Bulgaria granted protection status to 1530 Syrian asylum-seekers in 2017 – Eurostat
Ninety per cent of the people granted protection status by Bulgaria in 2017 were from Syria, EU statistics agency Eurostat said on April 19.
Bulgaria granted protection status to 1530 Syrians, to 110 people from Iraq (six per cent) and to 25 people categorised as stateless (two per cent), these groups making up the top three among those given protection.
EU countries gave protection to 538 000 asylum seekers in 2017, and almost a third of the beneficiaries were Syrians, Eurostat said.

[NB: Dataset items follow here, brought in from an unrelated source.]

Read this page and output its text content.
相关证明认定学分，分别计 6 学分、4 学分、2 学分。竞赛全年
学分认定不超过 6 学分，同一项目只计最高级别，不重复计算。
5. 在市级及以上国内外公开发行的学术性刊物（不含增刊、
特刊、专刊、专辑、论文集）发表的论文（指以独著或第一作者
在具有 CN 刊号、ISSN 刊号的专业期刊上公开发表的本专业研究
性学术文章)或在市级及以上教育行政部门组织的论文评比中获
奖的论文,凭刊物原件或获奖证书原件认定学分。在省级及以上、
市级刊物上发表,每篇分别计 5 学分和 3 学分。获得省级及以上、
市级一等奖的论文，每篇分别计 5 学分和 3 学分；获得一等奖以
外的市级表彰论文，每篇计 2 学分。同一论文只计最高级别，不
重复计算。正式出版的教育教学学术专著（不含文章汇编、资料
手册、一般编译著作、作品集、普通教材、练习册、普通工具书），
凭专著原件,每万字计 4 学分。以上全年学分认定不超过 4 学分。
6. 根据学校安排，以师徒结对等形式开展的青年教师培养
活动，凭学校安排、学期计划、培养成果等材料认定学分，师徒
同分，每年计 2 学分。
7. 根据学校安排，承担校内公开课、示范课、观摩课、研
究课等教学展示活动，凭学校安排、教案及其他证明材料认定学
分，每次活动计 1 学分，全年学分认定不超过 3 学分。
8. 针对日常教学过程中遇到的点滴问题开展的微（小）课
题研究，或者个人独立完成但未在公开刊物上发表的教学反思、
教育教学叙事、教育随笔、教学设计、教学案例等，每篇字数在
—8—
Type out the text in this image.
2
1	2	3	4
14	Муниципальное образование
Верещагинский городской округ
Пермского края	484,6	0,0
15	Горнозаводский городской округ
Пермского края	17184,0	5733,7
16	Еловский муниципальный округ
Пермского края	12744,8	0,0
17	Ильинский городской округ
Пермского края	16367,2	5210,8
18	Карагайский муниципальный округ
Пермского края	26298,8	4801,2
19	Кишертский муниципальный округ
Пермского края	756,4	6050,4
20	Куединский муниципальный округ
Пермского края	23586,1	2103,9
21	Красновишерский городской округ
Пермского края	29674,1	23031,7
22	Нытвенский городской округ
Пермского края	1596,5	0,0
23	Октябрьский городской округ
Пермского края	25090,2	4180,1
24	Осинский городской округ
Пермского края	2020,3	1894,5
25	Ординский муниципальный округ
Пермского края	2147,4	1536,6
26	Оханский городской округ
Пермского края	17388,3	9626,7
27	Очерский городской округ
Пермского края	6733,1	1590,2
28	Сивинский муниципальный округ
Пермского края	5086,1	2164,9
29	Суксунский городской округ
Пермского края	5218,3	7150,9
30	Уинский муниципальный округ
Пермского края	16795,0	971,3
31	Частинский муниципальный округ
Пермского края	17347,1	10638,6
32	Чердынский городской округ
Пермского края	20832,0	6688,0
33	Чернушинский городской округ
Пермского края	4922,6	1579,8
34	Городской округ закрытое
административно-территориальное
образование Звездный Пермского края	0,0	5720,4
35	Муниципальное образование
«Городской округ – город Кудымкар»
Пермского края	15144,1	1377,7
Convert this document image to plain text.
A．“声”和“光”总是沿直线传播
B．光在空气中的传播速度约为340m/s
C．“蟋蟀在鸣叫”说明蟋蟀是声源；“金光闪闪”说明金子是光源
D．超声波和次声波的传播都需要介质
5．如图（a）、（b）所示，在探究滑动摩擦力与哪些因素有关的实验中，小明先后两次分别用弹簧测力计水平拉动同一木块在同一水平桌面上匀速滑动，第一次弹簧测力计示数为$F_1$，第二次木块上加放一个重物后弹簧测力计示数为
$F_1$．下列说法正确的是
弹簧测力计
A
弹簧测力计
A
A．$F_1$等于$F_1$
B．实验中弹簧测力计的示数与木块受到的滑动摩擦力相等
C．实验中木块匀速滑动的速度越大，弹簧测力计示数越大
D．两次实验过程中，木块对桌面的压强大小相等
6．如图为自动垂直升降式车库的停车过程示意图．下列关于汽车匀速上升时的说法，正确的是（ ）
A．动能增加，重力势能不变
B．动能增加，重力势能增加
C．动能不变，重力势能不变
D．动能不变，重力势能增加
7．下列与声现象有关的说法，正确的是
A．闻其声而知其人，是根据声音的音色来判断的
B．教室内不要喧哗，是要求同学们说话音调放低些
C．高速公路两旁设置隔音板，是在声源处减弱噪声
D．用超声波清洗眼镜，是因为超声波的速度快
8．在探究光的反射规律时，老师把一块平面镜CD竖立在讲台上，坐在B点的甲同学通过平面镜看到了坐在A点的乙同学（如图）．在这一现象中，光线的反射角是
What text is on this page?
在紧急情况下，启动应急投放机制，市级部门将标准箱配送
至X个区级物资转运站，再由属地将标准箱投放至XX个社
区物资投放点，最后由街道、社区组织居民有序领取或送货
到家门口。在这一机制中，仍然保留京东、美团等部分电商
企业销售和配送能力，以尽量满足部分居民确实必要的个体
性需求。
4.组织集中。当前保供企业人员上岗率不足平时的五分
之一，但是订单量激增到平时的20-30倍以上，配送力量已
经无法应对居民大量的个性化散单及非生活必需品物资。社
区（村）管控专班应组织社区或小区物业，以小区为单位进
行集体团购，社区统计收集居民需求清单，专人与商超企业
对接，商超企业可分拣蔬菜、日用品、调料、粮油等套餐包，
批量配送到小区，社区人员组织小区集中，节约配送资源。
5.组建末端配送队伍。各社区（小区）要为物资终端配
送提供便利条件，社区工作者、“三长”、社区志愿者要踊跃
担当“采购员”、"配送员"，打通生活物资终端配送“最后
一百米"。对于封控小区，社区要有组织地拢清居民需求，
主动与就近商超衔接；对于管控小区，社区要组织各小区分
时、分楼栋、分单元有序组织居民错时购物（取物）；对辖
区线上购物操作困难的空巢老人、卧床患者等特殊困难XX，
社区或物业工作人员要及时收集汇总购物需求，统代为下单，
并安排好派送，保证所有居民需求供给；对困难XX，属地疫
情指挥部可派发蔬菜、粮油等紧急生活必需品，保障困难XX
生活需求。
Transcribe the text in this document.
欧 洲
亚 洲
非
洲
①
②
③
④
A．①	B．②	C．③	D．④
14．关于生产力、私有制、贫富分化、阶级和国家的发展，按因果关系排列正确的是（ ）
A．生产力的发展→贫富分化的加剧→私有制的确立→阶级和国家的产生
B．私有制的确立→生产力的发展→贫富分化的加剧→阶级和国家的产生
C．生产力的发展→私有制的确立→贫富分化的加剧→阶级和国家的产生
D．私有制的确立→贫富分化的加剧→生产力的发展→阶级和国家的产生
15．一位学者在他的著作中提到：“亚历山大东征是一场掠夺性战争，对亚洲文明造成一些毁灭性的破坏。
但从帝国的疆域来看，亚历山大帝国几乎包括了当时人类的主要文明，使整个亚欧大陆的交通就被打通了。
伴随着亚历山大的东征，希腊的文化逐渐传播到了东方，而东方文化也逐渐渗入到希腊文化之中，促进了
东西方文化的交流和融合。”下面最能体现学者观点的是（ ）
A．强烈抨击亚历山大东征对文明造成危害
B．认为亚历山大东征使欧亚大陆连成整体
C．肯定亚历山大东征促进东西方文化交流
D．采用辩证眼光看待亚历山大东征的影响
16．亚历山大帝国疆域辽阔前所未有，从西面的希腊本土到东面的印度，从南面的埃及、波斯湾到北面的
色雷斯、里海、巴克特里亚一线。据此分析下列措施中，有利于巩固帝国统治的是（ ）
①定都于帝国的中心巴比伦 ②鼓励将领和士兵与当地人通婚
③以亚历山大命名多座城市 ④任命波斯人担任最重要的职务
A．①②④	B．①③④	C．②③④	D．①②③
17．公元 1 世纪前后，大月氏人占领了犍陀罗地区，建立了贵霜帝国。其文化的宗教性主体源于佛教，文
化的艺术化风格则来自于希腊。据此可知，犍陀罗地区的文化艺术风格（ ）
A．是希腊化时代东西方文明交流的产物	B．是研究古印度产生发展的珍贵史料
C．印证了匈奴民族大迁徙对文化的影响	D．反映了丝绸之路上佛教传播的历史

The number of people granted protection status in the EU in 2017 was close to 25 per cent lower than in 2016.
EU countries received nearly 24 000 resettled refugees.
The largest group of beneficiaries of protection status in the EU in 2017 remained citizens of Syria (175 800 persons, or 33 per cent of the total number of persons granted protection status in the EU member states), followed by citizens of Afghanistan (100 700 or 19 per cent) and those of Iraq (64 300 or 12 per cent).
The number of decisions granting protection status to Syrian citizens has dropped since 2016 (when they accounted for a share of 57 per cent of all grants), however, they remained the largest group granted protection status in 18 EU countries in 2017.
Of the 175 800 Syrian citizens granted protection status in the EU, more than 70 per cent received protection status in Germany (124 800), Eurostat said.